Access method FAQ
Is a Berkeley DB database the same as a “table”?
Yes; “tables” are databases, “rows” are key/data pairs, and “columns” are application-encapsulated fields within a data item (to which Berkeley DB does not directly provide access).
I’m getting an error return in my application, but I can’t figure out what the library is complaining about.
See DB_ENV->set_errcall(), DB_ENV->set_errfile() and DB->set_errfile() for ways to get additional information about error returns from Berkeley DB.
Are Berkeley DB databases portable between architectures with different integer sizes and different byte orders ?
Yes. Specifically, databases can be moved between 32- and 64-bit machines, as well as between little- and big-endian machines. See Selecting a byte order for more information.
I’m seeing database corruption when creating multiple databases in a single physical file.
This problem is usually the result of DB handles not sharing an underlying database environment. See Opening multiple databases in a single file for more information.
I’m using integers as keys for a Btree database, and even though the key/data pairs are entered in sorted order, the page-fill factor is low.
This is usually the result of using integer keys on little-endian architectures such as the x86. Berkeley DB sorts keys as byte strings, and little-endian integers don’t sort well when viewed as byte strings. For example, take the numbers 254 through 257. Their byte patterns on a little-endian system are:
254 fe 0 0 0
255 ff 0 0 0
256 0 1 0 0
257 1 1 0 0
If you treat them as strings, then they sort badly:
256
257
254
255
On a big-endian system, their byte patterns are:
254 0 0 0 fe
255 0 0 0 ff
256 0 0 1 0
257 0 0 1 1
and so, if you treat them as strings they sort nicely. Which means, if you use steadily increasing integers as keys on a big-endian system Berkeley DB behaves well and you get compact trees, but on a little-endian system Berkeley DB produces much less compact trees. To avoid this problem, you may want to convert the keys to flat text or big-endian representations, or provide your own Btree comparison
Is there any way to avoid double buffering in the Berkeley DB system?
Some operating systems provide the support necessary to avoid double buffering. On those systems, you can attempt to avoid double buffering by specifying the DB_DIRECT_DB and DB_LOG_DIRECT flags. Where that support is not available, or where experimentation with it shows that is does not improve performance, there are a few other things you can do to address this issue:
First, the Berkeley DB cache size can be explicitly set. Rather than allocate additional space in the Berkeley DB cache to cover unexpectedly heavy load or large table sizes, double buffering may suggest you size the cache to function well under normal conditions, and then depend on the file buffer cache to cover abnormal conditions. Obviously, this is a trade-off, as Berkeley DB may not then perform as well as usual under abnormal conditions.
Second, depending on the underlying operating system you’re using, you may be able to alter the amount of physical memory devoted to the system’s file buffer cache.
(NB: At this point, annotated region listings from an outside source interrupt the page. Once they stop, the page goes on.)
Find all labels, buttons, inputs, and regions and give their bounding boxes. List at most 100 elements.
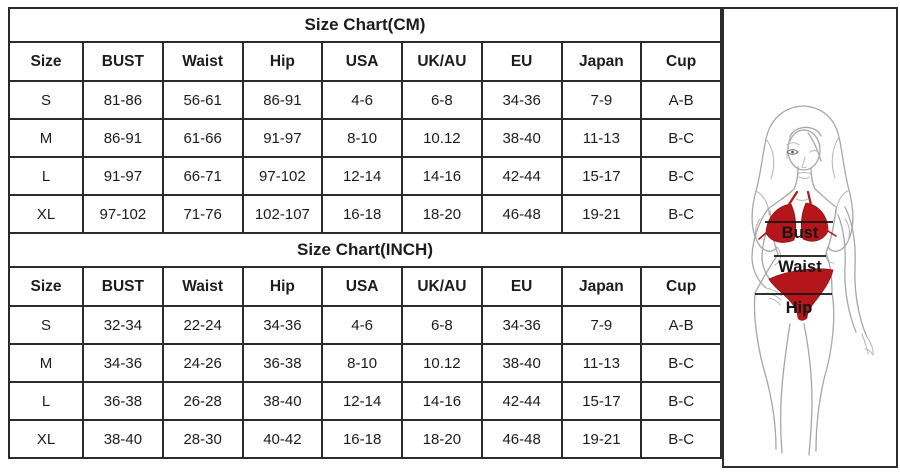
table-cell: S — [8, 305, 84, 345]
table-cell: 97-102 — [82, 194, 164, 234]
eye-pupil — [791, 150, 794, 154]
table-cell: 4-6 — [321, 305, 403, 345]
column-header: BUST — [82, 41, 164, 82]
table-cell: 10.12 — [401, 343, 483, 383]
table-cell: 38-40 — [480, 118, 563, 158]
table-cell: M — [8, 343, 84, 383]
nose-sketch — [801, 156, 807, 169]
table-cell: A-B — [640, 305, 722, 345]
table-row: XL 97-102 71-76 102-107 16-18 18-20 46-48 19-21… — [8, 194, 722, 234]
table-cell: A-B — [640, 80, 722, 120]
table-cell: 86-91 — [241, 80, 324, 120]
table-cell: 10.12 — [401, 118, 483, 158]
column-header: Waist — [161, 41, 244, 82]
table-cell: 19-21 — [560, 419, 643, 459]
table-cell: 16-18 — [321, 194, 403, 234]
column-header: BUST — [82, 266, 164, 307]
chart-title: Size Chart(CM) — [8, 7, 722, 43]
table-cell: 14-16 — [401, 381, 483, 421]
column-header: Japan — [560, 266, 643, 307]
table-cell: 91-97 — [241, 118, 324, 158]
table-cell: L — [8, 156, 84, 196]
table-cell: 34-36 — [480, 305, 563, 345]
chart-title: Size Chart(INCH) — [8, 232, 722, 268]
table-cell: 61-66 — [161, 118, 244, 158]
header-row: Size BUST Waist Hip USA UK/AU EU Japan Cup — [8, 266, 722, 307]
lips-sketch — [796, 171, 812, 180]
column-header: Waist — [161, 266, 244, 307]
table-row: L 36-38 26-28 38-40 12-14 14-16 42-44 15-17 B-C — [8, 381, 722, 421]
table-cell: 15-17 — [560, 381, 643, 421]
column-header: Cup — [640, 266, 722, 307]
table-cell: 28-30 — [161, 419, 244, 459]
table-cell: 42-44 — [480, 381, 563, 421]
column-header: UK/AU — [401, 41, 483, 82]
table-cell: 15-17 — [560, 156, 643, 196]
table-cell: 7-9 — [560, 305, 643, 345]
column-header: Size — [8, 266, 84, 307]
table-cell: 8-10 — [321, 118, 403, 158]
column-header: Hip — [241, 41, 324, 82]
table-cell: 22-24 — [161, 305, 244, 345]
hair-sketch — [751, 105, 854, 266]
table-cell: 38-40 — [480, 343, 563, 383]
table-cell: 16-18 — [321, 419, 403, 459]
table-cell: 34-36 — [241, 305, 324, 345]
table-cell: 56-61 — [161, 80, 244, 120]
table-cell: 8-10 — [321, 343, 403, 383]
column-header: Cup — [640, 41, 722, 82]
table-cell: 38-40 — [82, 419, 164, 459]
measurement-figure-illustration: Bust Waist Hip — [751, 105, 874, 456]
table-cell: B-C — [640, 156, 722, 196]
table-cell: 102-107 — [241, 194, 324, 234]
table-row: L 91-97 66-71 97-102 12-14 14-16 42-44 15-17 B-C — [8, 156, 722, 196]
column-header: Japan — [560, 41, 643, 82]
table-cell: 36-38 — [241, 343, 324, 383]
table-cell: XL — [8, 194, 84, 234]
table-cell: 32-34 — [82, 305, 164, 345]
column-header: EU — [480, 266, 563, 307]
table-cell: 46-48 — [480, 194, 563, 234]
table-cell: 66-71 — [161, 156, 244, 196]
table-cell: B-C — [640, 194, 722, 234]
column-header: USA — [321, 41, 403, 82]
table-cell: 40-42 — [241, 419, 324, 459]
table-cell: 97-102 — [241, 156, 324, 196]
table-cell: L — [8, 381, 84, 421]
table-cell: 6-8 — [401, 305, 483, 345]
table-cell: XL — [8, 419, 84, 459]
measurement-marks: Bust Waist Hip — [755, 221, 833, 317]
table-cell: 24-26 — [161, 343, 244, 383]
table-cell: M — [8, 118, 84, 158]
table-cell: 86-91 — [82, 118, 164, 158]
table-cell: 4-6 — [321, 80, 403, 120]
table-cell: 14-16 — [401, 156, 483, 196]
table-cell: 46-48 — [480, 419, 563, 459]
waist-label: Waist — [778, 258, 822, 276]
table-cell: B-C — [640, 343, 722, 383]
table-cell: 42-44 — [480, 156, 563, 196]
table-cell: 71-76 — [161, 194, 244, 234]
table-cell: B-C — [640, 381, 722, 421]
table-cell: 34-36 — [480, 80, 563, 120]
table-cell: 11-13 — [560, 343, 643, 383]
table-row: XL 38-40 28-30 40-42 16-18 18-20 46-48 19-21 B-C — [8, 419, 722, 459]
eyebrow-sketch — [786, 142, 800, 146]
table-row: S 81-86 56-61 86-91 4-6 6-8 34-36 7-9 A-B — [8, 80, 722, 120]
table-row: S 32-34 22-24 34-36 4-6 6-8 34-36 7-9 A-B — [8, 305, 722, 345]
header-row: Size BUST Waist Hip USA UK/AU EU Japan Cup — [8, 41, 722, 82]
table-cell: 38-40 — [241, 381, 324, 421]
table-cell: 11-13 — [560, 118, 643, 158]
table-cell: B-C — [640, 419, 722, 459]
table-cell: S — [8, 80, 84, 120]
column-header: USA — [321, 266, 403, 307]
table-cell: 34-36 — [82, 343, 164, 383]
table-cell: 26-28 — [161, 381, 244, 421]
table-cell: B-C — [640, 118, 722, 158]
table-cell: 7-9 — [560, 80, 643, 120]
hand-sketch — [861, 333, 874, 356]
table-cell: 19-21 — [560, 194, 643, 234]
title-row: Size Chart(CM) — [8, 7, 722, 43]
table-cell: 6-8 — [401, 80, 483, 120]
table-row: M 34-36 24-26 36-38 8-10 10.12 38-40 11-13 B-C — [8, 343, 722, 383]
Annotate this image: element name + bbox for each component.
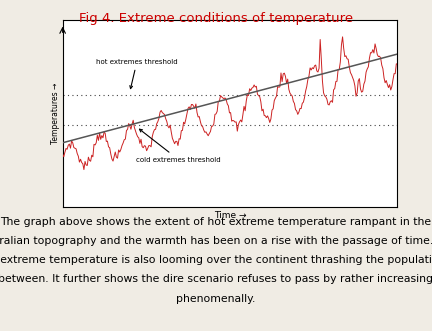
X-axis label: Time →: Time → (214, 211, 246, 220)
Text: cold extreme temperature is also looming over the continent thrashing the popula: cold extreme temperature is also looming… (0, 255, 432, 265)
Text: cold extremes threshold: cold extremes threshold (136, 129, 221, 163)
Text: Fig 4. Extreme conditions of temperature: Fig 4. Extreme conditions of temperature (79, 12, 353, 24)
Text: Australian topography and the warmth has been on a rise with the passage of time: Australian topography and the warmth has… (0, 236, 432, 246)
Y-axis label: Temperatures →: Temperatures → (51, 83, 60, 144)
Text: hot extremes threshold: hot extremes threshold (96, 59, 178, 89)
Text: between. It further shows the dire scenario refuses to pass by rather increasing: between. It further shows the dire scena… (0, 274, 432, 284)
Text: phenomenally.: phenomenally. (176, 294, 256, 304)
Text: The graph above shows the extent of hot extreme temperature rampant in the: The graph above shows the extent of hot … (0, 217, 432, 227)
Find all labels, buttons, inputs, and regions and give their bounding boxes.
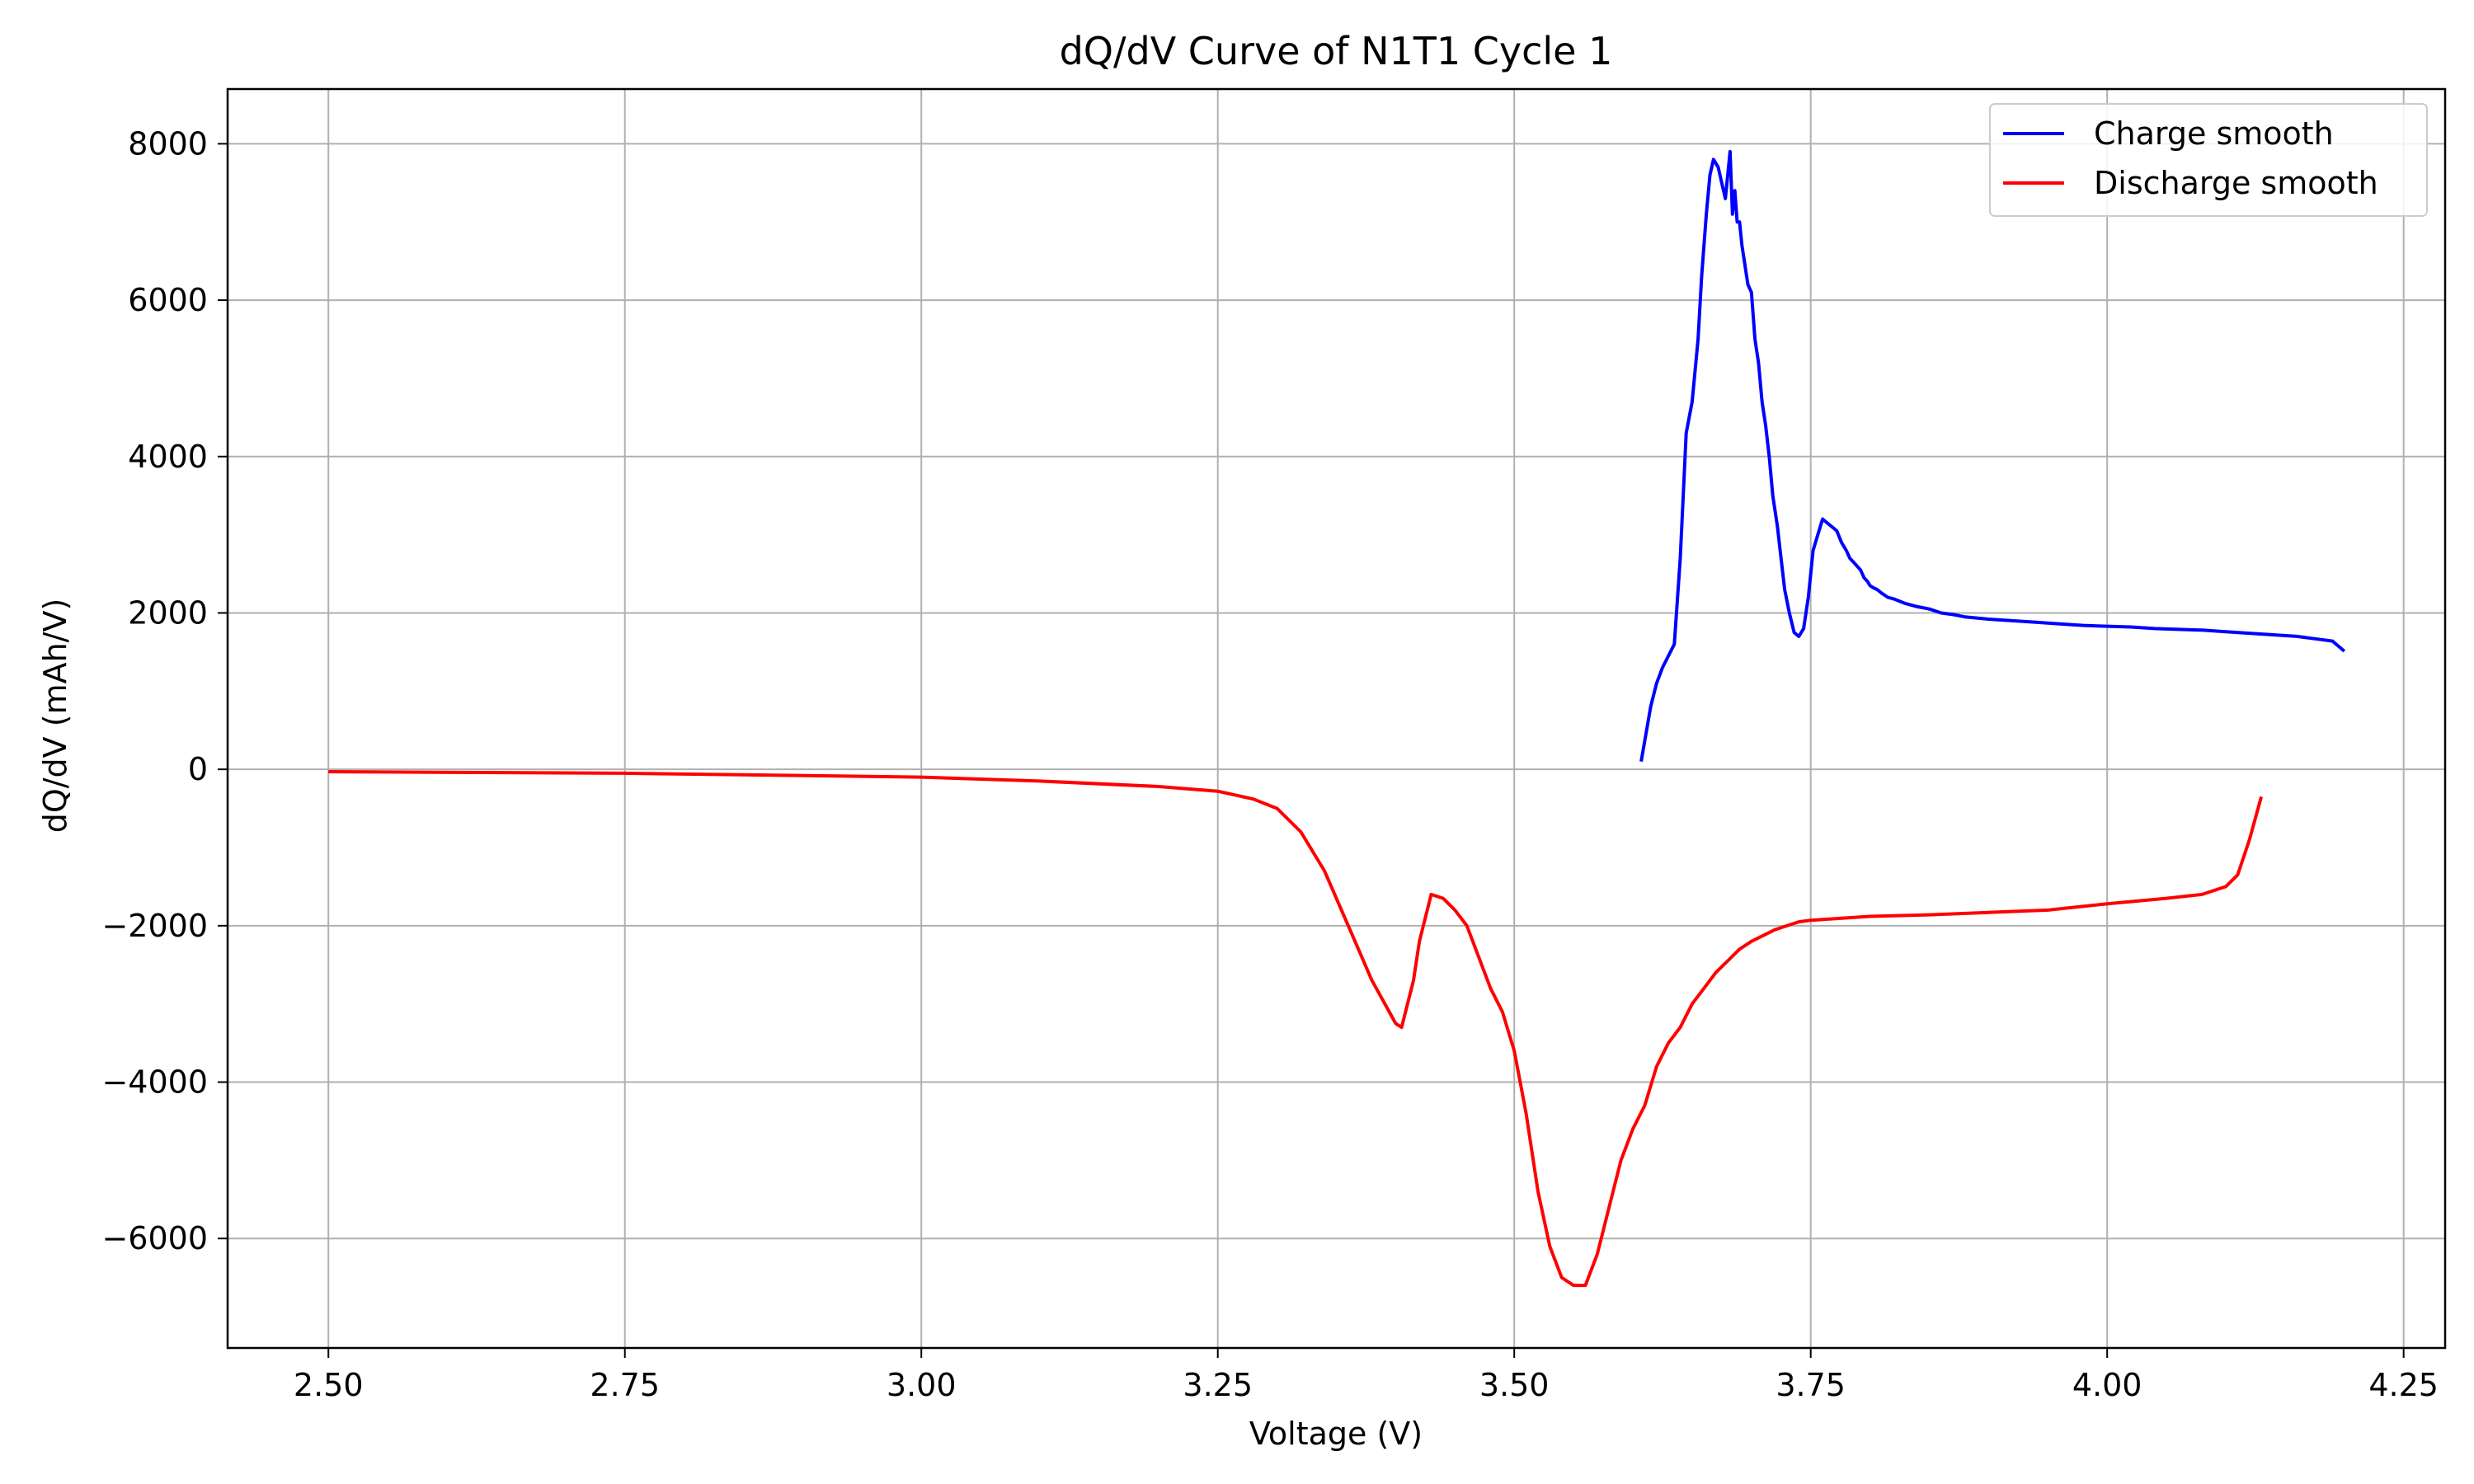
x-tick-label: 2.50	[294, 1367, 364, 1403]
plot-lines	[328, 149, 2346, 1288]
grid	[228, 89, 2445, 1348]
legend-label-charge-smooth: Charge smooth	[2094, 115, 2334, 152]
y-tick-label: 0	[188, 751, 208, 787]
x-tick-label: 4.00	[2072, 1367, 2142, 1403]
legend-box	[1989, 103, 2428, 217]
x-tick-label: 3.25	[1183, 1367, 1253, 1403]
charge-smooth-line	[1639, 149, 2346, 763]
legend: Charge smooth Discharge smooth	[1989, 103, 2428, 217]
y-tick-label: 2000	[128, 594, 208, 631]
legend-label-discharge-smooth: Discharge smooth	[2094, 165, 2378, 201]
x-axis-title: Voltage (V)	[1249, 1416, 1423, 1452]
plot-area-frame	[226, 87, 2447, 1350]
y-tick-label: −4000	[101, 1064, 208, 1101]
y-tick-label: 4000	[128, 439, 208, 475]
y-tick-label: 8000	[128, 125, 208, 162]
x-tick-label: 3.50	[1479, 1367, 1550, 1403]
chart-title: dQ/dV Curve of N1T1 Cycle 1	[1060, 29, 1613, 73]
y-tick-label: 6000	[128, 282, 208, 318]
x-tick-label: 2.75	[590, 1367, 660, 1403]
y-tick-label: −6000	[101, 1220, 208, 1256]
y-tick-label: −2000	[101, 908, 208, 944]
axis-ticks: 2.50 2.75 3.00 3.25 3.50 3.75 4.00 4.25 −6000 −40…	[101, 125, 2439, 1403]
x-tick-label: 3.00	[887, 1367, 957, 1403]
x-tick-label: 3.75	[1776, 1367, 1846, 1403]
y-axis-title: dQ/dV (mAh/V)	[37, 599, 73, 834]
discharge-smooth-line	[328, 770, 2264, 1288]
x-tick-label: 4.25	[2368, 1367, 2439, 1403]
Altering this type of resource configuration may require appropriate privileges, or even operating system reboots and/or rebuilds, on some systems.
Microsoft Windows provides a
SetSystemFileCacheSize
function which can be used to limit its cache size; without that limit the Windows file cache can grow to nearly fill physical memory, forcing the working sets of processes out to disk, reducing system performance.Third, changing the size of the Berkeley DB environment regions can change the amount of space the operating system makes available for the file buffer cache, and it’s often worth considering exactly how the operating system is dividing up its available memory. Further, moving the Berkeley DB database environment regions from filesystem backed memory into system memory (or heap memory), can often make additional system memory available for the file buffer cache, especially on systems without a unified buffer cache and VM system.
I’m seeing database corruption when I run out of disk space.
Berkeley DB can continue to run when when out-of-disk-space errors occur, but it requires the application to be transaction protected. Applications which do not enclose update operations in transactions cannot recover from out-of-disk-space errors, and the result of running out of disk space may be database corruption.
How can I associate application information with a DB or DB_ENV handle?
In the C API, the DB and DB_ENV structures each contain an “app_private” field intended to be used to reference application-specific information. See the db_create() and db_env_create() documentation for more information.
In the C++ or Java APIs, the easiest way to associate application-specific data with a handle is to subclass the Db or DbEnv, for example subclassing Db to get MyDb. Objects of type MyDb will still have the Berkeley DB API methods available on them, and you can put any extra data or methods you want into the MyDb class. If you are using “callback” APIs that take Db or DbEnv arguments (for example, DB->set_bt_compare()) these will always be called with the Db or DbEnv objects you create. So if you always use MyDb objects, you will be able to take the first argument to the callback function and cast it to a MyDb (in C++, cast it to (MyDb*)). That will allow you to access your data members or methods.